Boston, MA—Florida Attorney General, Bill McCollum, declined to
appeal the ruling of the Third District Court of Appeals in the
Martin Gill case. His decision not to appeal puts an end to the
33-year ban on adoptions by lesbians and gays and allows adoption
placements in Florida to be determined on a case-by-case basis with
the best interests of each child in mind.
This decision comes after the Third District Court of Appeals in
Miami upheld a 2008 lower court ruling granting adoptions to Martin
Gill, a gay man who sought to adopt two brothers, ages four and
eight, whom he had been raising with his partner since 2004.
Governor Charlie Christ and the Florida Department of Children and
Families (DCF) have already announced that they will not appeal the
Gill decision.
“Attorney General McCollum’s decision rightly focuses on the
best interests of the children,” said Jennifer Chrisler,
Executive Director of Family Equality Council (FEC), the nation’s
leading policy and social justice organization that supports
lesbian, gay, bisexual, and transgender families. “A child’s
well-being must always be determined by child welfare experts on a
case-by-case basis. We are thrilled that more children in need will
have access to loving homes in Florida.”
Today’s decision corroborates what more than 30 years of
scientific research categorically concludes and what every
mainstream child welfare organization has long supported: the
ability of lesbian and gay people to raise happy, healthy,
productive families. The American Academy of Pediatrics, American
Medical Association, American Psychological Association, the Child
Welfare League of America and the National Adoption Center agree
that lesbians and gays make good parents.

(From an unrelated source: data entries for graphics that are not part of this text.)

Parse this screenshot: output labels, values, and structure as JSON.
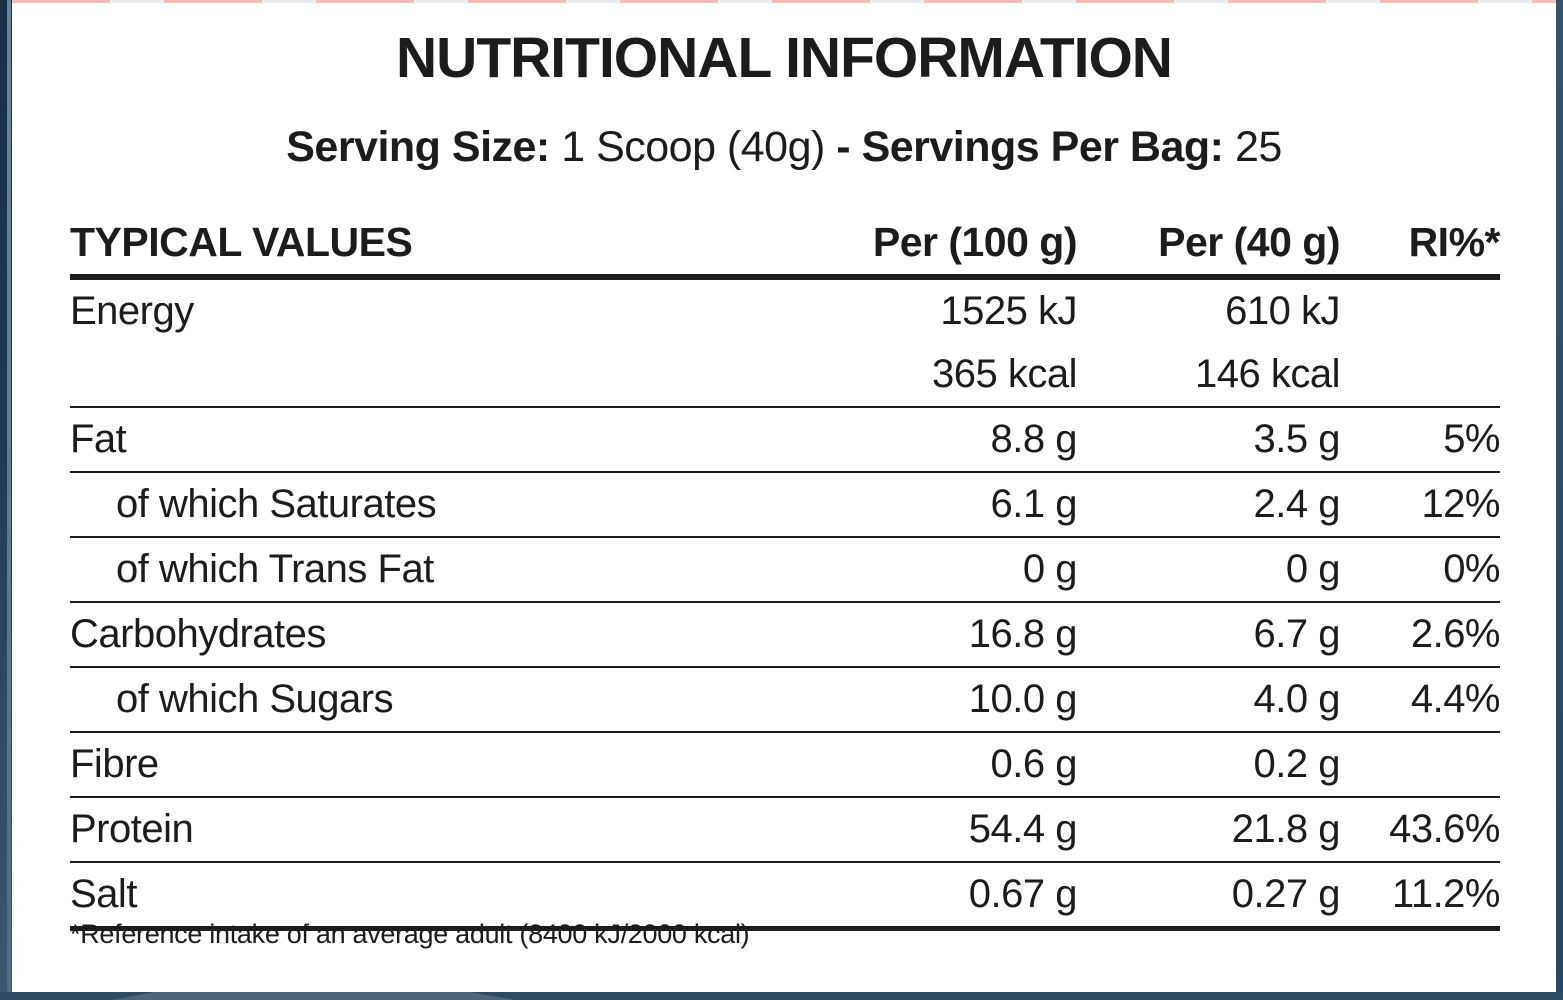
{
  "page": {
    "title": "NUTRITIONAL INFORMATION"
  },
  "serving": {
    "label1": "Serving Size:",
    "value1": "1 Scoop (40g)",
    "dash": "-",
    "label2": "Servings Per Bag:",
    "value2": "25"
  },
  "table": {
    "headers": {
      "col1": "TYPICAL VALUES",
      "col2": "Per (100 g)",
      "col3": "Per (40 g)",
      "col4": "RI%*"
    },
    "rows": [
      {
        "label": "Energy",
        "per100": "1525 kJ",
        "per40": "610 kJ",
        "ri": ""
      },
      {
        "label": "",
        "per100": "365 kcal",
        "per40": "146 kcal",
        "ri": ""
      },
      {
        "label": "Fat",
        "per100": "8.8 g",
        "per40": "3.5 g",
        "ri": "5%"
      },
      {
        "label": "of which Saturates",
        "per100": "6.1 g",
        "per40": "2.4 g",
        "ri": "12%"
      },
      {
        "label": "of which Trans Fat",
        "per100": "0 g",
        "per40": "0 g",
        "ri": "0%"
      },
      {
        "label": "Carbohydrates",
        "per100": "16.8 g",
        "per40": "6.7 g",
        "ri": "2.6%"
      },
      {
        "label": "of which Sugars",
        "per100": "10.0 g",
        "per40": "4.0 g",
        "ri": "4.4%"
      },
      {
        "label": "Fibre",
        "per100": "0.6 g",
        "per40": "0.2 g",
        "ri": ""
      },
      {
        "label": "Protein",
        "per100": "54.4 g",
        "per40": "21.8 g",
        "ri": "43.6%"
      },
      {
        "label": "Salt",
        "per100": "0.67 g",
        "per40": "0.27 g",
        "ri": "11.2%"
      }
    ]
  },
  "footnote": "*Reference intake of an average adult (8400 kJ/2000 kcal)",
  "colors": {
    "card_white": "#ffffff",
    "text_black": "#1c1c1a",
    "rule_black": "#1c1c1a",
    "background_navy": "#24455f",
    "edge_navy_dark": "#1d3a53",
    "edge_blue_light": "#5d7a94",
    "bottom_band_navy": "#2c4b64",
    "bottom_band_highlight": "#4d6679",
    "top_edge_salmon": "#f3bfb2",
    "top_edge_pale": "#e9eef1"
  }
}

“Finding the 500,000 foster kids permanent, loving homes requires
our immediate attention,” said Chrisler. FEC is leading the
effort to pass the Every Child Deserves a Family Act, legislation
that requires every state to look at the best interests of the
children when making placement decisions as opposed to focusing on
the sexual orientation, gender identity or marital status of the
prospective parents.
In Florida, FEC has been part of an aggressive three-year public
education campaign with the American
Civil Liberties Union of Florida and the Gay and Lesbian Alliance
Against Defamation to build support for
overturning Florida’s outright gay adoption ban.